Otele varıyorum. Resepsiyonist daha doğrusu pansiyonun sahibi beni karşılıyor ama bir şaşkın ki sormayın. Neymiş beni rüyasında görmüş ya nasıl olurmuş rüyadan da çok etkilenmiş şu an gerçekten çok şaşkınmış. Öyle bir şeyin olmayacağını söylüyorum. Nasıl olsun daha önce karşılaşmadık ki. Gerçi diyorum aynı şehirde yaşıyoruz sonuçta bir yerde denk gelmişizdir ya da sosyal medyada ortak arkadaşımız vardır oradan fotoğrafımı görmüşsünüzdür, farkında değilsinizdir.
Hemen herkes bir şeylerden anlam çıkarma yarışı içerisinde. Bugün rüya mı gördün, kesin habercidir. Saatteki rakamlar birbirinin aynı mı o zaman seni seviyor. Diline dolanan şarkı internette karşına mı çıktı bu senin şarkın olmalı sözlerine dikkat et. Yok hayır bunların hepsi basit tesadüfler olabilir. Her şey hâlâ aynı. Ama işte insankişisi ve bütün saadetler falan feşmekân.
Eşyalarımı odaya bırakıp telefonumla birlikte göl kenarına geçiyorum. Lan diyorum ne diye gerildim ben şimdi. Ne güzel yere gelmişim. İki insanla muhatap oldun, bi iki kişi seni rüyalarında gördüyse üç dört kişi de seni bi yerden tanıdıklarını iddia edip çıkaramadılarsa nolmuş yani? Yüzüğünü hatırla, evet ne güzel bir mavisi var içinde yıldızlar ve ay yüzüyor. Mesajlarıma bakıyorum. Ses kaydı gelmiş. Evet bakalım bugün nasıl bir rüyaya konuk olmuşuz.
“Bak çok garip bi rüyaydı yani böyle uyanınca etkisi falan çok iyiydi bilmiyorum. Kendimi çok iyi hissettim. Sen nasılsın? Neyse bak şimdi sen öyle normal bir nezarethane gibi bir yerdesin. Sanki böyle çok mutlusun ama aşırı mutlusun yani. Neden diye soruyorum sana bu elmadan dolayı diyosun? Elma yani n’alaka bilmiyorum. Yedikçe gülüyosun bi ısırık alıyosun gülüyosun bi ısırık daha alıyosun dans etmeye başlıyosun sen de yesene falan diyosun. Ben tam elimi uzatıyorum. O sırada uyanmışım işte. Sonra düşününce elma bi âdemle havva geldi aklıma bi de zehirli elma ama bilmiyorum. Mutluydun şükür. Neyse konuşuruz. Çok uzun oldu ses kaydı. Öptüm seni.”
Ne anlayabilirim bu rüyadan bilmiyorum. Benim küçük şeylerden mutlu olma gayretim mi malûm olmuş? Yoksa Adem Havva derken bana evlenme baskısı mı yapıyor? Bak kuzum evlenmezsen mutlu olmazsın demek mi bu? Ya da mutluluk bir zehirdir, güzel görünür ama yedikçe zehirler seni farkına varmazsın. Neymiş bu rüyanın anlamı? Yusuf muyum ben nerden bileyim? Tabir benim işim mi eco muyum ben?
“Aaa anne elma abla. Sana anlatmıştım ya beraber dans ettiğimiz elma abla bu.”

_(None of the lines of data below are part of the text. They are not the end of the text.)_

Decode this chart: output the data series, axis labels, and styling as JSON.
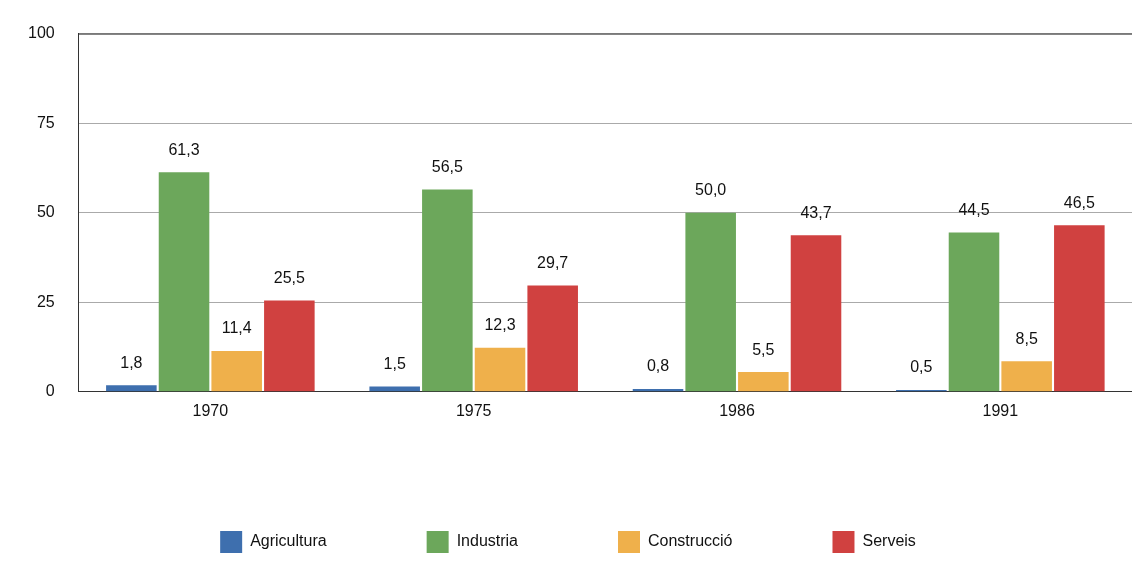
{
  "chart_data": {
    "type": "bar",
    "categories": [
      "1970",
      "1975",
      "1986",
      "1991"
    ],
    "series": [
      {
        "name": "Agricultura",
        "color": "#3e6fae",
        "values": [
          1.8,
          1.5,
          0.8,
          0.5
        ],
        "value_labels": [
          "1,8",
          "1,5",
          "0,8",
          "0,5"
        ]
      },
      {
        "name": "Industria",
        "color": "#6ca75b",
        "values": [
          61.3,
          56.5,
          50.0,
          44.5
        ],
        "value_labels": [
          "61,3",
          "56,5",
          "50,0",
          "44,5"
        ]
      },
      {
        "name": "Construcció",
        "color": "#efb04b",
        "values": [
          11.4,
          12.3,
          5.5,
          8.5
        ],
        "value_labels": [
          "11,4",
          "12,3",
          "5,5",
          "8,5"
        ]
      },
      {
        "name": "Serveis",
        "color": "#d04140",
        "values": [
          25.5,
          29.7,
          43.7,
          46.5
        ],
        "value_labels": [
          "25,5",
          "29,7",
          "43,7",
          "46,5"
        ]
      }
    ],
    "ylim": [
      0,
      100
    ],
    "yticks": [
      0,
      25,
      50,
      75,
      100
    ],
    "grid": "y",
    "legend": "bottom"
  }
}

Bir şey demedim. Ne diyebilirim ki. Dün gece herkesin rüyasına girmiş olma ihtimalim kadar saçma bir şey olamaz sanki. Üstelik aynı rüyayı mı görmüştü herkes? Herkesin bilinçaltına nasıl fıydırıp kaymış olabilirim ki? Şu yoldan geçen çocuk beni nasıl rüyasında görmüş? Rüyalara giren bir derviş mi oldum? Herkese küçük şeylerin mutluluğunu göstermeye çalışan küçük bir rüya kelebeği miyim? Bu sorulardan kafamı kurtarabilecek miyim? Bu öyküyü böyle yarım bırakmaya gönlüm elverir mi?